Do you know you are doing EXACTLY what you were created for? Do you know that you absolutely CAN know it? Ask and it will be given.....
Sound familiar? If you remain in Him (spend time with Him, talk to Him, hang out with Him, make time for Him and only Him, soak in His presence, etc, etc) you can ask ANYTHING and it shall be given. How do we know if what we're asking is from God or God's will? If you abide (rest, live, breathe, take up residence) in Him, you need not worry. Because when we are in His presence we are transformed. Our desires will likely be His will. I felt like recently He told me that the few things I've been asking (okay..begging) Him for lately are indeed His will because He's the one who thought it up first and planted the seed of desire and want for those things there.
It puts a whole new slant on the verse that says if we delight ourselves in Him, He will grant us the desires of our hearts. But that verse always makes me think of another verse that says our heart is deceitful above all else. So when can we trust our hearts?
When we are abiding in Him.
Webster's defines abiding as such: (remaining, residing, enduring, awaiting, obeying, keeping our promise to) and is synonymous with abode. Meaning living in a house. Making God our home. Abiding. Living in Him. He's the structure and we stay there. Yet He also lives in our hearts.
I pray you are fulfilling your destiny and purpose in Him. Fancy words for simply doing what you were put on this earth to do. Do you know? I hope so because there's no feeling like it. To have surrendered my life completely to God and have Him allow me to use the creativity He's given me to worship Him and also make a difference in the world. That has been my prayer for my writing from day one. Not publication...but that my writing would 1. Be worship and honor Him and 2. Reach others either by encouraging, cheering, provide a pure escape from life's troubles, and help others wonder if maybe God would respond to them the way He responds to my characters. Though I do not write agenda-driven fiction, and actually have a strong aversion to agenda-driven fiction....I told God from the beginning that if my books aren't going to make a difference temporally or eternally, it's not worth it and I don't want to do it. That's when I knew He called me to it and said over and over, "This is Me...This is Me...proceed as planned." LOL!
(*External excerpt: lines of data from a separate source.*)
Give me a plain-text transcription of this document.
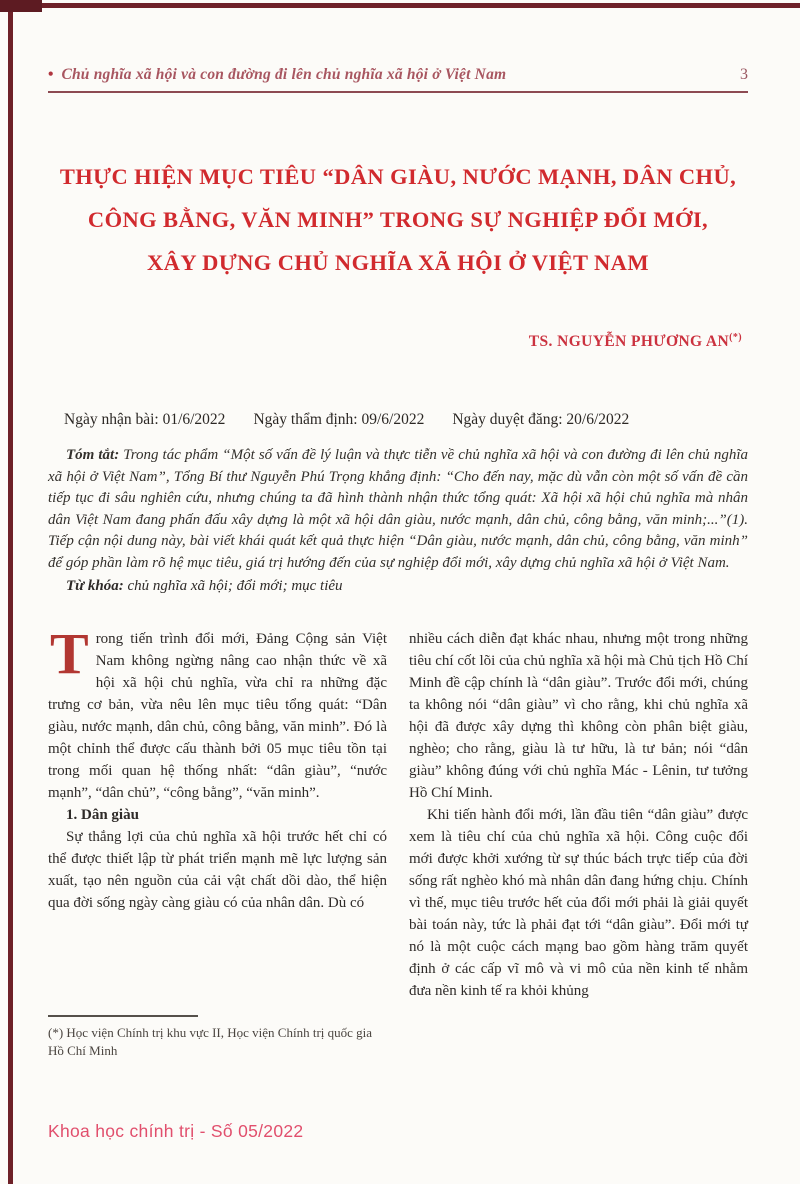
• Chủ nghĩa xã hội và con đường đi lên chủ nghĩa xã hội ở Việt Nam	3
THỰC HIỆN MỤC TIÊU “DÂN GIÀU, NƯỚC MẠNH, DÂN CHỦ,
CÔNG BẰNG, VĂN MINH” TRONG SỰ NGHIỆP ĐỔI MỚI,
XÂY DỰNG CHỦ NGHĨA XÃ HỘI Ở VIỆT NAM
TS. NGUYỄN PHƯƠNG AN(*)
Ngày nhận bài: 01/6/2022 Ngày thẩm định: 09/6/2022 Ngày duyệt đăng: 20/6/2022
Tóm tắt: Trong tác phẩm “Một số vấn đề lý luận và thực tiễn về chủ nghĩa xã hội và con đường đi lên chủ nghĩa xã hội ở Việt Nam”, Tổng Bí thư Nguyễn Phú Trọng khẳng định: “Cho đến nay, mặc dù vẫn còn một số vấn đề cần tiếp tục đi sâu nghiên cứu, nhưng chúng ta đã hình thành nhận thức tổng quát: Xã hội xã hội chủ nghĩa mà nhân dân Việt Nam đang phấn đấu xây dựng là một xã hội dân giàu, nước mạnh, dân chủ, công bằng, văn minh;...”(1). Tiếp cận nội dung này, bài viết khái quát kết quả thực hiện “Dân giàu, nước mạnh, dân chủ, công bằng, văn minh” để góp phần làm rõ hệ mục tiêu, giá trị hướng đến của sự nghiệp đổi mới, xây dựng chủ nghĩa xã hội ở Việt Nam.
Từ khóa: chủ nghĩa xã hội; đổi mới; mục tiêu

Trong tiến trình đổi mới, Đảng Cộng sản Việt Nam không ngừng nâng cao nhận thức về xã hội xã hội chủ nghĩa, vừa chỉ ra những đặc trưng cơ bản, vừa nêu lên mục tiêu tổng quát: “Dân giàu, nước mạnh, dân chủ, công bằng, văn minh”. Đó là một chỉnh thể được cấu thành bởi 05 mục tiêu tồn tại trong mối quan hệ thống nhất: “dân giàu”, “nước mạnh”, “dân chủ”, “công bằng”, “văn minh”.

1. Dân giàu

Sự thắng lợi của chủ nghĩa xã hội trước hết chỉ có thể được thiết lập từ phát triển mạnh mẽ lực lượng sản xuất, tạo nên nguồn của cải vật chất dồi dào, thể hiện qua đời sống ngày càng giàu có của nhân dân. Dù có

(*) Học viện Chính trị khu vực II, Học viện Chính trị quốc gia Hồ Chí Minh

nhiều cách diễn đạt khác nhau, nhưng một trong những tiêu chí cốt lõi của chủ nghĩa xã hội mà Chủ tịch Hồ Chí Minh đề cập chính là “dân giàu”. Trước đổi mới, chúng ta không nói “dân giàu” vì cho rằng, khi chủ nghĩa xã hội đã được xây dựng thì không còn phân biệt giàu, nghèo; cho rằng, giàu là tư hữu, là tư bản; nói “dân giàu” không đúng với chủ nghĩa Mác - Lênin, tư tưởng Hồ Chí Minh.

Khi tiến hành đổi mới, lần đầu tiên “dân giàu” được xem là tiêu chí của chủ nghĩa xã hội. Công cuộc đổi mới được khởi xướng từ sự thúc bách trực tiếp của đời sống rất nghèo khó mà nhân dân đang hứng chịu. Chính vì thế, mục tiêu trước hết của đổi mới phải là giải quyết bài toán này, tức là phải đạt tới “dân giàu”. Đổi mới tự nó là một cuộc cách mạng bao gồm hàng trăm quyết định ở các cấp vĩ mô và vi mô của nền kinh tế nhằm đưa nền kinh tế ra khỏi khủng

Khoa học chính trị - Số 05/2022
So it's not just about having my name on the cover of a book although that's pretty awesome and exhilarating! But I can take a magic marker and do that with construction paper like I did when I was five and have it mean the same to God. It's about a promise coming true and about God opening doors I couldn't have opened myself. It's about taking the gifts He's given me and giving them back to Him. It's about all the times I wanted to give up because it was so hard and so long and so painful...and me just knowing I couldn't persevere...and having Him beside me every step of the blistering run, cheering me on, whispering in my ear, "I think you can." Then imparting strength to keep going. Encouraging me with a blog comment (yes...He uses you guys MIGHTILY to encourage me) or a contest judge comment or perhaps a contest win. He knows exactly what we need when we need it. And I am NOT going to stop going to that Amazon page to grin at my book once they do put a cover up. I haven't seen my cover yet...another thing to look forward to! In fact, I'm not gong to stop going to Amazon to look at the title...LOL!....I know it's there because of Him.
Thank you, Jesus. Words aren't enough to tell you what this means to me. I know you know because you always see inside my heart. Thank you Eph 3:20.